In the second biggest pharmaceuticals merger ever, Britain's Zeneca and Sweden's Astra confirmed Wednesday that they are joining forces to form a new company called AstraZeneca. The company will have a market capitalization of $67 billion.

Zeneca (ZEN-LS) shares surged as much as 10 percent on the news. But investors were quick to say this is not so much because the market thinks this is a great match, but rather, that Zeneca has now made itself an effective bid target.

"Someone muttered in my ear that Roche Holdings [in Switzerland] is interested [in Zeneca]," said John Hatherly, chief analyst at the U.K. fund manager M&G Group Plc. Another potential suitor is widely thought to be Britain's Glaxo-Wellcome (GLXO-LS), which held talks with SmithKline Beecham (SB-LS) last year. Those talks fell apart in February. "The feeling is that this isn't the end of the story," Hatherly said.
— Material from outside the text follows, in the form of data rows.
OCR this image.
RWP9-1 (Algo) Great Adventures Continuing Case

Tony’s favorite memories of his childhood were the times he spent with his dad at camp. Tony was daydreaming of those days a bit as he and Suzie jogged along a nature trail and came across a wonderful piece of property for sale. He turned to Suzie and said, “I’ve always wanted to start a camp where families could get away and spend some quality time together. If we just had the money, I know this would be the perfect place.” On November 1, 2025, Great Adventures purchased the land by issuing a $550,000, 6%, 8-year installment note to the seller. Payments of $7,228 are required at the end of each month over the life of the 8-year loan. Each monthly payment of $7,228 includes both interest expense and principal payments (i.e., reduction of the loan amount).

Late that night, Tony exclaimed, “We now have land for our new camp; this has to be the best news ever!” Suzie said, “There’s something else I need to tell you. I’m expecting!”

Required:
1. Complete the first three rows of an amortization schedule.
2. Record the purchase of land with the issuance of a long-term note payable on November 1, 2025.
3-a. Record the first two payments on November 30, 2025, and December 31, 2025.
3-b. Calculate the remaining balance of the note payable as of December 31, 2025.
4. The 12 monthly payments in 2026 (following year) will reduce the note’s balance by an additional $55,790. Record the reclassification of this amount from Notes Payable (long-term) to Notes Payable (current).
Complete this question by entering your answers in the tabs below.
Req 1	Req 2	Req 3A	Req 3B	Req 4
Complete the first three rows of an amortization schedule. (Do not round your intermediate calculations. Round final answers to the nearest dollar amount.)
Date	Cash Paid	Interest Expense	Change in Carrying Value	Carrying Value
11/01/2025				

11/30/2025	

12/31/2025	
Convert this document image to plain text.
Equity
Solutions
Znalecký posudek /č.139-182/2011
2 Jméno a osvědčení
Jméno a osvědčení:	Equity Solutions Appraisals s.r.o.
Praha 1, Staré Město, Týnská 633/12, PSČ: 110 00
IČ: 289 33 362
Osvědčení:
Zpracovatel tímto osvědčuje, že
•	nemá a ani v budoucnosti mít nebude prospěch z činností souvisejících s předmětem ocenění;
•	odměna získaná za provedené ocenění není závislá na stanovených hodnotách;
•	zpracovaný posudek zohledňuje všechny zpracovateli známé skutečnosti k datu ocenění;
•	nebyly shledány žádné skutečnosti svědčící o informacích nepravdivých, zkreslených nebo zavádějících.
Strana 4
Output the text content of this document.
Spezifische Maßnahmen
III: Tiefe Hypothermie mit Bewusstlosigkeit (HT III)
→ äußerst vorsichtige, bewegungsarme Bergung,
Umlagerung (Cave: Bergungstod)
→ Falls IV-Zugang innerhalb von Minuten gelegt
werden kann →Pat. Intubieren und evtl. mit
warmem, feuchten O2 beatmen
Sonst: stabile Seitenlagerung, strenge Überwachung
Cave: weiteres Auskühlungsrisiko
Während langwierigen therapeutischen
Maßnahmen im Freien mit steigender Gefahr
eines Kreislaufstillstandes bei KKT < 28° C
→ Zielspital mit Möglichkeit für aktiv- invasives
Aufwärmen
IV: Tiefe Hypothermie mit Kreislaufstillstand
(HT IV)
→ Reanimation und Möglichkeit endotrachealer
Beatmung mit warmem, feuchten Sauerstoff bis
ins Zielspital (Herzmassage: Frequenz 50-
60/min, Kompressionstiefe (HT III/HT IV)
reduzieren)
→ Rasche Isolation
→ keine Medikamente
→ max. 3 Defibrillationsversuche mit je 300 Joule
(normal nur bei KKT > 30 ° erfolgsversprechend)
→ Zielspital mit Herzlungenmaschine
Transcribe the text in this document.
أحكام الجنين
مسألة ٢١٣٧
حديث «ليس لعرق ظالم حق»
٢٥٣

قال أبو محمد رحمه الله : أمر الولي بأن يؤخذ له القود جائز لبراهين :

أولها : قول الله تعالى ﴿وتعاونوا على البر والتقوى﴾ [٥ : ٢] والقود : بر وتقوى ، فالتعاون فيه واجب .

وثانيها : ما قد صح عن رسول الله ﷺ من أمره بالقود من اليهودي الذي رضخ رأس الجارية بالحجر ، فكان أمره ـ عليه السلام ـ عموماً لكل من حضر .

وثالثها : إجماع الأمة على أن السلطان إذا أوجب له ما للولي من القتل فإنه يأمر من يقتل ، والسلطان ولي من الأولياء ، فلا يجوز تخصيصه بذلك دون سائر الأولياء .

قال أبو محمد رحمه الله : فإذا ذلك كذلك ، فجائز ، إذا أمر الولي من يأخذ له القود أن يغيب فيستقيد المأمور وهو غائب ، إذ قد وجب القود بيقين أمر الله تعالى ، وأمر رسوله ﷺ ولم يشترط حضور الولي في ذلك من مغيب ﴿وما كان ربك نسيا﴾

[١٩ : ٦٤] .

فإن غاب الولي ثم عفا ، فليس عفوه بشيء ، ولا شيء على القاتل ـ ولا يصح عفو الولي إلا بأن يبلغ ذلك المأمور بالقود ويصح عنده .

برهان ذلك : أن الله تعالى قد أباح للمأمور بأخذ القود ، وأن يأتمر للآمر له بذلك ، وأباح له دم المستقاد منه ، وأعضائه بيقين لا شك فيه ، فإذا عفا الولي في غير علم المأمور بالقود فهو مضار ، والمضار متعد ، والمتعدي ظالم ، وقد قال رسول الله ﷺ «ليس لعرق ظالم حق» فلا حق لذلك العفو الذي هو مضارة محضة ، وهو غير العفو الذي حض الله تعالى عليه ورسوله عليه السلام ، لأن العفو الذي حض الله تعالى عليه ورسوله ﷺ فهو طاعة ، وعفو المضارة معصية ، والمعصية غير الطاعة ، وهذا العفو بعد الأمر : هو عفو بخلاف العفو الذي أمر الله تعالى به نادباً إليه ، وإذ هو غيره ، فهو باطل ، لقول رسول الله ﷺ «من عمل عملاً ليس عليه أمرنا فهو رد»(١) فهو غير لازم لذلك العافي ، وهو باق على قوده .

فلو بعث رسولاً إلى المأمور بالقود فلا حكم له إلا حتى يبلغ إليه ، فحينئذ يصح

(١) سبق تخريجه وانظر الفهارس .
Although the companies are calling the deal a merger of equals, some others are viewing the transaction as a Zeneca takeover. Britain's third-biggest drug maker will own 53.5 percent of the combined group and will make an offer for all of Astra's shares in a deal worth $34.6 billion.

Astra shareholders will receive, for each Astra A share or Astra B share, 0.54045 AstraZeneca shares. That's a 12 percent premium over Tuesday's closing price of Astra's class a shares, and a 16 percent premium over Astra's B shares. The merged company will be based in London and will be listed in the U.K., Sweden, and New York.

The merged company will generate an annual $1.1 billion in annual pretax cost savings starting in the third year of the merger. A big chunk of that savings will come from joint job cuts of 6,000 around the world.

AstraZeneca would have had pro forma 1997 pharmaceutical sales of $11.5 billion, total sales of $15.9 billion, and pretax profit of $3.5 billion. The combined 1997 pharmaceutical R&D spending would have been $1.9 billion, making it the industry's third largest.

Tom McKillop, currently the chief executive of Zeneca's pharma division, will become the chief executive of the merged company. In a statement, he said Zeneca and Astra are "a perfect fit in terms of highly complementary product portfolios as well as sales and marketing organizations." He also said the two companies have a similar management philosophy.

But M&G's Hatherly is skeptical. "People aren't sure how their managements will get along. People don't speak highly of Astra's chief executive [Hakan Mogren]," he said. Hatherly said many in the market simply don't view the two companies as natural partners.

Certainly, both have a lot of catch-up to do in product development with the likes of pharmaceutical giants such as America's Merck and Britain's Glaxo-Wellcome. Both have formidable product lines and a huge stash of cash for research and development. Zeneca and Astra have boasted that together, they will have RD expenditure of $1.9 billion - making it the world's third largest in R&D terms.

In terms of market value, though, analysts say the combined company would still be a distant eleventh, behind American Home Products but ahead of Britain's SmithKline Beecham. Merck and Pfizer are, respectively, the biggest in the world based on market value.

AstraZeneca will focus its resources on five key therapeutic areas: gastrointestinal, cardiovascular, respiratory, oncology, and local and general anesthesia. Zeneca is the world's second-biggest maker of cancer drugs, after Bristol-Myers. It is known for its breast-cancer drug, Zoladex, while its newer products include Accolate, an asthma treatment, and Zomig, for migraines. Astra, meanwhile, needs new drug products because its Prilosec patents expire from 2001.

This latest mega-merger, which has set pharmaceutical shares on fire across European markets, comes on the heels of last week's tie-up news between Germany's Hoechst AG and France's Rhone-Poulenc SA. France's Sanofi SA also agreed to buy a rival, Synthelabo SA, for $10.4 billion in stock.